かつて、とあるセレクトショップでジーンズを見ていた時にはこんなこともありました。ちょうど、セレクトショップのオリジナル商品が世に出始めたころだったので、ジーンズの品質を確かめたくて見ていたのですが、おもむろに近づいてきた販売員が得意げに放った言葉に、唖然としました。
「それデニムなんですよ~」
パッと見てジーンズとわかるくらいにオーソドックスなデニム生地が使われていたので、「何を言ってるんだ?」と驚いてしまいました。さすがに「知っています」と返すほど短気ではないので、黙って店を出て行きました。
3年ほど前、低価格カジュアルブランドでセール品を見ていたときには、こんな光景を目にしました。
20代前半の若い男性販売員が女性客相手に熱心に接客しています。どうやら、その女性が質問したアイテムに対して、販売員が「パリコレでも注目されているアイテムなんですよ」といった内容の返事をしたことがきっかけのようです。何分間もずっと話し込んでいたので、話の内容が嫌でも耳に飛び込んできます。
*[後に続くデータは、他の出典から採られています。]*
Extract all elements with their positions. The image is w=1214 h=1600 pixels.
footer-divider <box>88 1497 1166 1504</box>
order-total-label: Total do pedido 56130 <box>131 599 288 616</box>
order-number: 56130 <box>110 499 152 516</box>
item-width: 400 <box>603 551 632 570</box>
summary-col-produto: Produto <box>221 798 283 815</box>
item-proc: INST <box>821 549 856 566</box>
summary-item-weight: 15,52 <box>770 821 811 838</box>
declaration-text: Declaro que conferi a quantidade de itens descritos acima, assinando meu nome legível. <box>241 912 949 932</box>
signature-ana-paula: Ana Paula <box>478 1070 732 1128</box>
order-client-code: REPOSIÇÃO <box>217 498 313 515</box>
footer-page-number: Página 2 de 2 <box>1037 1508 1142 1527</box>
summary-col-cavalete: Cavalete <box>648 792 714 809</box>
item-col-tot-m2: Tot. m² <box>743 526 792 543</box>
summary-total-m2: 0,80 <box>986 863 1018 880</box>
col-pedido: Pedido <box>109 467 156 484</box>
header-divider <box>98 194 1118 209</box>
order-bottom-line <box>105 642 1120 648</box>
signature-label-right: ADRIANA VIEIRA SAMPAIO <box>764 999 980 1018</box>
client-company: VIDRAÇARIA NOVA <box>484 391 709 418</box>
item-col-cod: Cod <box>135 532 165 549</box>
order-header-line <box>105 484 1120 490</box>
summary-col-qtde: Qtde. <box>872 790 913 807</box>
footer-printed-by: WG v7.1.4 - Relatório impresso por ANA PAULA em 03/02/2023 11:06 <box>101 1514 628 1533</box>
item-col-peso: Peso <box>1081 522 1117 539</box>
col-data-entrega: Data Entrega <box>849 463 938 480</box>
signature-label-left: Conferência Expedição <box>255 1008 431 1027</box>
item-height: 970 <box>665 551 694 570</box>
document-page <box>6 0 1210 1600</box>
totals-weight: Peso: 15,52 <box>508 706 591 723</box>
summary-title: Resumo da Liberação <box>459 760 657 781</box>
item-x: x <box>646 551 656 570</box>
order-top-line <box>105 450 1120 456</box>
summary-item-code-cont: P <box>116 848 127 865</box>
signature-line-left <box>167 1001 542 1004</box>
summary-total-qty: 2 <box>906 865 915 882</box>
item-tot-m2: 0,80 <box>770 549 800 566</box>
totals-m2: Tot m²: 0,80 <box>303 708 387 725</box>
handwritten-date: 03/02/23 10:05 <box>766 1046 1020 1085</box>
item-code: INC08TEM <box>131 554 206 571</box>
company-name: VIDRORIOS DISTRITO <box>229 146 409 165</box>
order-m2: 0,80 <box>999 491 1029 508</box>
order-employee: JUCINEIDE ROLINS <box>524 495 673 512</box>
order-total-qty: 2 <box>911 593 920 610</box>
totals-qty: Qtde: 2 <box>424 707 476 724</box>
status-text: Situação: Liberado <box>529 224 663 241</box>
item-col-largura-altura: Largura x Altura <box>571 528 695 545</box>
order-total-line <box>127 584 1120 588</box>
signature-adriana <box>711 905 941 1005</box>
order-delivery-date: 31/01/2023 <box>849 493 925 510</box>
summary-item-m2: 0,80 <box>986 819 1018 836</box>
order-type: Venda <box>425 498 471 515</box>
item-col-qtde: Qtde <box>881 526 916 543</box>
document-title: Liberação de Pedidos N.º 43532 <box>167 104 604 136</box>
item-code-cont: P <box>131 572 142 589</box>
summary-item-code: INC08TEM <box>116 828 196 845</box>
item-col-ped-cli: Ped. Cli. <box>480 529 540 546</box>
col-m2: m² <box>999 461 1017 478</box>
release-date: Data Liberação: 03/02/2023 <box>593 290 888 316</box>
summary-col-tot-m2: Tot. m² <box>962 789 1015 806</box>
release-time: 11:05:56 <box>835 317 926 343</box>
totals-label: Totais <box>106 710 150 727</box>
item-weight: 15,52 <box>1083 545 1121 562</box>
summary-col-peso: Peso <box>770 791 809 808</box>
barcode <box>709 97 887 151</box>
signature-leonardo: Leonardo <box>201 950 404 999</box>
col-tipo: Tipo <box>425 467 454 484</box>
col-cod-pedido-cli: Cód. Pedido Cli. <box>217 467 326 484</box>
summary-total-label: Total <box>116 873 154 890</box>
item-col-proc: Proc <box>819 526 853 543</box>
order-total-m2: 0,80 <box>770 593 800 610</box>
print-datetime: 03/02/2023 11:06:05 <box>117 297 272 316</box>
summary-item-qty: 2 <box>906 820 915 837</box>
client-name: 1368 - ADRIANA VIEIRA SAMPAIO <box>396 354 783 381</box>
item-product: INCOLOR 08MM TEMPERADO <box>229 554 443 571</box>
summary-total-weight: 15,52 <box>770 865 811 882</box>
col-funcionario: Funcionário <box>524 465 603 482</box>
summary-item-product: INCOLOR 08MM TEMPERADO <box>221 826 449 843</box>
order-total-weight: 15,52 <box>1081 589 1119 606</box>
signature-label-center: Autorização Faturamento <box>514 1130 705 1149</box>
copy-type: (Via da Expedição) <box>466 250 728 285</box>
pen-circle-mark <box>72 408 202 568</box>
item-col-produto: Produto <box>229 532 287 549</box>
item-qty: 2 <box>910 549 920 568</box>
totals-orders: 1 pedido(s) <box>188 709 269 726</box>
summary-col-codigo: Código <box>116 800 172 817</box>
そこから販売員のトークは止むことなくどんどん勢いを増していきました。挙句の果てには、「そもそもパリコレでは…」とパリコレの歴史を語り始める始末です。これで女性客も盛り上がっていれば何も問題はないのですが、女性客はだんだん沈黙し始め、明らかに「パリコレの歴史なんかどうでもいい」というオーラを出していました。さすがにすべて語り終わるまで付き合い切れないので、気の毒な女性客を放置して店から出ました。